Jewish Leaders Meet At Ukrainian Forum


by Baila Olidort - KIEV, UKRAINE

September 28, 2004

On a listing of Jewish population centers, Ukraine comes in fifth at 400,000. So the quality of life for the country’s sizable Jewish population is a matter of interest and concern to its Jewish leadership. It was also at the heart of a conference: The Forum of Jewish Communities of Ukraine that opened on Sunday.

Organized by the Federation of Jewish Communities of Ukraine, the largest Jewish organization in the country representing 173 communities and some 40 rabbis, the two-day conference attracted an estimated 4,000 members and leaders of Jewish communities from 200 cities in Ukraine.

With some 160 Talmud Torahs (Sunday Schools), 30 Jewish Day Schools, 95 preschools and three Jewish universities in the region, it is no surprise that Jewish education was high on the agenda. Among the workshops and sessions that covered every aspect of Jewish communal life were many devoted to enlarging and enhancing the quality of Jewish education in the region: Teacher certification, recruiting Jewish children into the Jewish educational system, helping children negotiate the messages of Jewish values that they receive at school with an absence of these values in the home, were some of the issues explored at these seminars.

Proposed legislation to combat anti-Semitism was another. According to Rabbi Mayer Stambler, director of the FJC in Ukraine, "Anti-Semitism is a serious concern in this region, and the initiatives considered at the Forum will be brought to the Ukrainian Parliament with the hopes of introducing new laws against anti-Semitism."

Arriving at the National Palace Ukraina in Kiev—the country’s largest concert hall, the 4,000 guests were treated to an exhibition of the growth of Jewish communal life in the region. With exhibits by numerous individual Jewish communities tracing their respective developments over the last 15 years, "visitors gained a perspective of the magnitude and liveliness of Jewish community life in Ukraine," says Rabbi Stambler.

Indeed, according to Rabbi Avraham Wolff, Chabad representative to Odessa, "there are numerous tiny cities with no more than a handful of Jews in the region. For lay leaders and Jewish residents of these cities to see that they are a part of something so dynamic and large was simply inspiring and uplifiting." A press conference addressed many questions by various Ukrainian media agencies attending the conference.

Inspirational performances by Jewish children's choirs and Klezmer groups from various Ukrainian Jewish communities performed, along with a line-up of popular Jewish singers kicked off the event. In terms of numbers alone, the event was inspiring to the participants. "There has never been an event of this nature--of this many Jews coming together in Ukraine before," says Rabbi Stambler.

Congratulatory messages from Ukrainian President Leonid Kuchma and Prime Minister Viktor Yanukovich applauding the Jewish contribution to life in Ukraine were read by Ukraine's Minister of Culture.
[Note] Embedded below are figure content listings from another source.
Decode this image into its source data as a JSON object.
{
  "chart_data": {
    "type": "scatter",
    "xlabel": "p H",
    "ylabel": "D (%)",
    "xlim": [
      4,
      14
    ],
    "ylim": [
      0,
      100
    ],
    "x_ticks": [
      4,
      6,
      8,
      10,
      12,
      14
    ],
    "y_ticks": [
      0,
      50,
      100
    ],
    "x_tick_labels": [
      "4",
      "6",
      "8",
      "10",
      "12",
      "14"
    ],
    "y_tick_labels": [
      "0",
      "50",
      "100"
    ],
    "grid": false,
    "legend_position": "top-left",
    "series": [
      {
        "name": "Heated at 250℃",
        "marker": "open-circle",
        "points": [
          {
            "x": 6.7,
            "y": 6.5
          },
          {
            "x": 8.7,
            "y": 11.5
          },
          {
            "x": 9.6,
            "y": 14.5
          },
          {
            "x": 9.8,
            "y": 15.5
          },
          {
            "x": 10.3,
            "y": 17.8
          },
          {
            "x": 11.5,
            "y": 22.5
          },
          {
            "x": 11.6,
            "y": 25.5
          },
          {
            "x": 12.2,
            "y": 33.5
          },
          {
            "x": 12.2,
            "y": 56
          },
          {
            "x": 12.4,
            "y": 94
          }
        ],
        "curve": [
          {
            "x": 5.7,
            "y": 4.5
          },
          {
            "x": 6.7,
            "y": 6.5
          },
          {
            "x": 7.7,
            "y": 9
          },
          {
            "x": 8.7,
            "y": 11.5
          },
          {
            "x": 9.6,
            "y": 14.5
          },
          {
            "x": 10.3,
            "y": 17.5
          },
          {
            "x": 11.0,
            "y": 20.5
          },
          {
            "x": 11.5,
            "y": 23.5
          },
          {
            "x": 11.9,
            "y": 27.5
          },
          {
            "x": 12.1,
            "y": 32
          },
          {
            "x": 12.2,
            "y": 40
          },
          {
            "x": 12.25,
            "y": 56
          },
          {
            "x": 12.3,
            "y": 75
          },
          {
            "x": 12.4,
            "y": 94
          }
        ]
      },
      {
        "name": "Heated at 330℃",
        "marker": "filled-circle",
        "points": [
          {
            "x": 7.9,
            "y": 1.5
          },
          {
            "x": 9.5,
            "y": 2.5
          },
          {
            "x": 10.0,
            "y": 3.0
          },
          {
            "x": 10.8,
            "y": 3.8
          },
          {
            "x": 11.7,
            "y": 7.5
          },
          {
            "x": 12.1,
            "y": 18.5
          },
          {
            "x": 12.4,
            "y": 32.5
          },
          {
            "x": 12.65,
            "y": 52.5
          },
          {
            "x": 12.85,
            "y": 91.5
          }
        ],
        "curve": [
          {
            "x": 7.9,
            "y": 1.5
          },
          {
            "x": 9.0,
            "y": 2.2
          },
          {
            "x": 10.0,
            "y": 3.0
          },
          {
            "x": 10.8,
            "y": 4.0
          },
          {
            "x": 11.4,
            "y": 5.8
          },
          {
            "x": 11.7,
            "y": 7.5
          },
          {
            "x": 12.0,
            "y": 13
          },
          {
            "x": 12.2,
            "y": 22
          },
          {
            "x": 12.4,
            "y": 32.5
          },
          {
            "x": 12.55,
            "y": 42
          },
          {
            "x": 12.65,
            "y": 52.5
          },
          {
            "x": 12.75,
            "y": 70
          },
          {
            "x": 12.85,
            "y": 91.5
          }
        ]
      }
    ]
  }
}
A cocktail recpetion followed the concert, where representatives and philanthropists of the 173 communitied had a chance to exchange greetings with Mr. Lev Leviev, the president of the Federation of Jewish Communities, and Mr. Benjamin Netanyahu, Israel's Finance Minister, among others.

"Developments in Jewish communities have proven that it is not only possible to revive Jewish life in Ukraine, but that it can actually thrive, developing successfully thanks to the support of local philanthropists and on the strength of community members' efforts," said Mr. Leviev.

The former Israeli Prime Minister recalled conversations he had with the Lubavitcher Rebbe, reminding the audience that the Rebbe himself was born in Ukraine and was responsible for keeping Jewish life alive here even when communism made it dangerous to do so, and subsequently, by sending his Shluchim to rebuild Jewish life after the fall of communism.

Fifteen years ago, the Rebbe sent his first official representative to the region, following the fall of communism. Since then, Chabad has been penetrating every backwater in the region to reach every Jew possible. "There isn't a Jewish woman or girl we know of, in Ukraine who didn't receive Shabbos candles before Rosh Hashana," says Rabbi Wolff, pointing out that the same is true with Chabad's distribution of matzah for Passover, and Chanukah menorahs before Chanukah. "We are determined to discover every Jew and involve them in the vitality of Jewish life that is now available to them in Ukraine."

One of the challenges, according to Rabbi Stambler, is reaching those Jews between 40-55, a particularly tough demographic. "Many in this age are comfortably settled, content with life as it is--and are not searching for spiritual fulfillment," explains Rabbi Stambler. How to penetrate this demographic as well was another issue explored at the Forum.

Within the next week or two, says Stambler, the results of the workshops will be studied, and steps will be taken to follow up on the proposals. "We anticipate the next 15 years of Jewish communal development here to grow both qualitatively and quantitatively, to exceed even that of the last 15 years."